【著者に訊け】山田太一さん/『寺山修司からの手紙』/岩波書店/1836円
【内容】
1954年、寺山修司と山田太一さんは早稲田大学教育学部国語国文学科に入学、同級生として出会った。その翌年、1955年から1958年にかけて2人が交わした若かりし頃の貴重な手紙が収録されている。寺山はネフローゼにより長期入院を余儀なくされ、会えない時間を惜しむように手紙を書き連ねた。ほとばしる才能と、互いに相手を大切に思う気持ちが伝わってくる。山田さんは編者を務め、新たに「手紙のころ」というエッセイを寄せている。
寺山修司と山田太一。
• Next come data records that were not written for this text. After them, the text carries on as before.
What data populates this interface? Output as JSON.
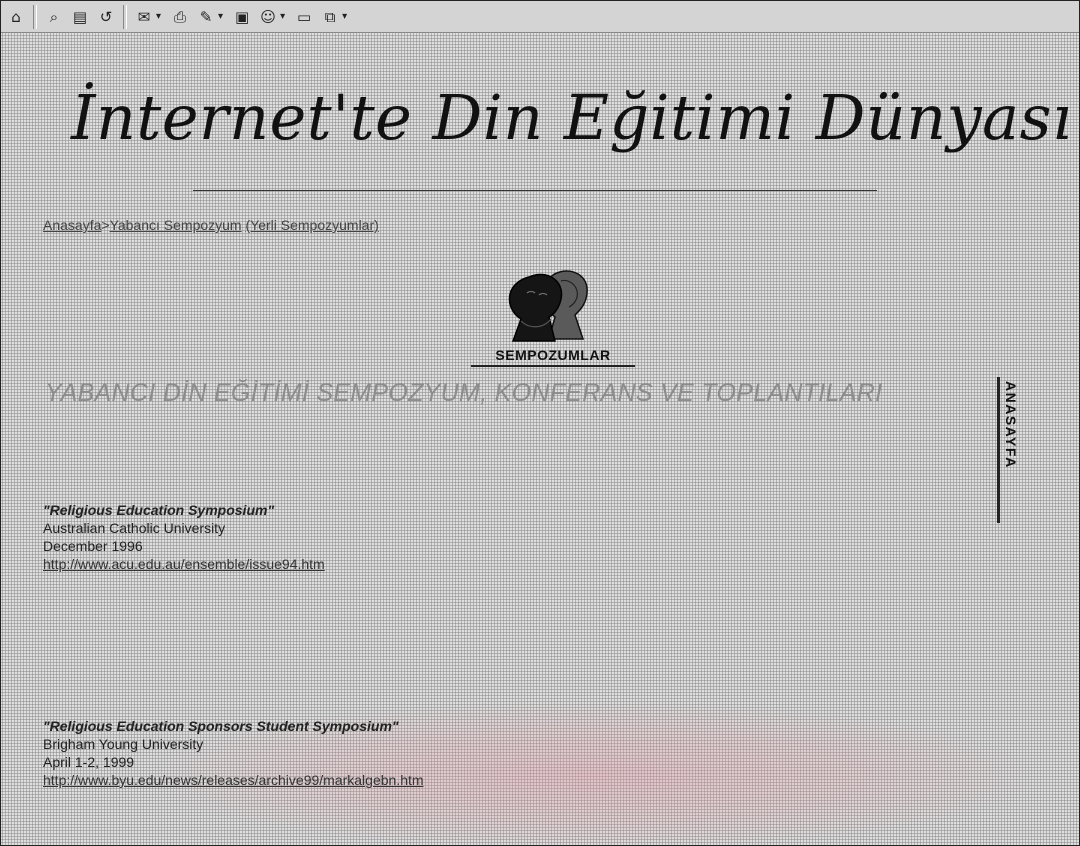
{
  "toolbar": {
    "buttons": [
      {
        "icon": "home-icon",
        "glyph": "⌂",
        "dropdown": false
      },
      {
        "icon": "search-icon",
        "glyph": "⌕",
        "dropdown": false
      },
      {
        "icon": "favorites-icon",
        "glyph": "▤",
        "dropdown": false
      },
      {
        "icon": "history-icon",
        "glyph": "↺",
        "dropdown": false
      },
      {
        "icon": "mail-icon",
        "glyph": "✉",
        "dropdown": true
      },
      {
        "icon": "print-icon",
        "glyph": "⎙",
        "dropdown": false
      },
      {
        "icon": "edit-icon",
        "glyph": "✎",
        "dropdown": true
      },
      {
        "icon": "discuss-icon",
        "glyph": "▣",
        "dropdown": false
      },
      {
        "icon": "messenger-icon",
        "glyph": "☺",
        "dropdown": true
      },
      {
        "icon": "window-icon",
        "glyph": "▭",
        "dropdown": false
      },
      {
        "icon": "related-icon",
        "glyph": "⧉",
        "dropdown": true
      }
    ]
  },
  "site": {
    "title": "İnternet'te Din Eğitimi Dünyası"
  },
  "breadcrumb": {
    "home": "Anasayfa",
    "separator": ">",
    "foreign": "Yabancı Sempozyum",
    "local": "(Yerli Sempozyumlar)"
  },
  "logo": {
    "label": "SEMPOZUMLAR"
  },
  "main": {
    "heading": "YABANCI DİN EĞİTİMİ SEMPOZYUM, KONFERANS VE TOPLANTILARI"
  },
  "sidebar": {
    "home_label": "ANASAYFA"
  },
  "entries": [
    {
      "title": "\"Religious Education Symposium\"",
      "organization": "Australian Catholic University",
      "date": "December 1996",
      "url": "http://www.acu.edu.au/ensemble/issue94.htm"
    },
    {
      "title": "\"Religious Education Sponsors Student Symposium\"",
      "organization": "Brigham Young University",
      "date": "April 1-2, 1999",
      "url": "http://www.byu.edu/news/releases/archive99/markalgebn.htm"
    }
  ]
}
のちに文学や演劇、テレビの世界で大きな足跡をのこす2人が、ほぼ60年前、若き日に交わした往復書簡が出版された。互いを知ったのは昭和29年、早稲田大学のキャンパスである。
「何人かで雑談しているとき、自分に光を当てようと、ぼくが小野十三郎の詩を引用したんです。誰も知らないだろうと思ったら、寺山さんが次の行をすっと口にして。東京は油断がならないな、と思いました」
寺山に声をかけられ親しいつきあいが始まるが、無二の友はネフローゼで長期入院を余儀なくされる。
「病気になってこれまで通り会えないというのがショックだったんですね。ほかの人としゃべるよりずっと面白いし、話が通じるのは彼だけだったから。それなら病室に通っちゃえ、と(笑い)」
寺山の母から見舞いが病身に障ると叱られると、手紙を書いた。病室に顔を出して二言三言話して手紙を置き、また翌日、手紙を携え顔を出す。そんな日々が始まった。
この本に初めて収録される当時の寺山の日記には、「山田」の2文字が頻出し、親友の訪問を心待ちにする様子が痛いほど伝わってくる。
「メモのことは今回、初めて知って、こんなに書いてくれていたのかとびっくりしました。ぼくも、彼に会うのを切望していましたしね。2人とも一生懸命本を読んで、話したいことが山ほどあったので」
相手が好きな女性を、自分も好きになるという経験もしている。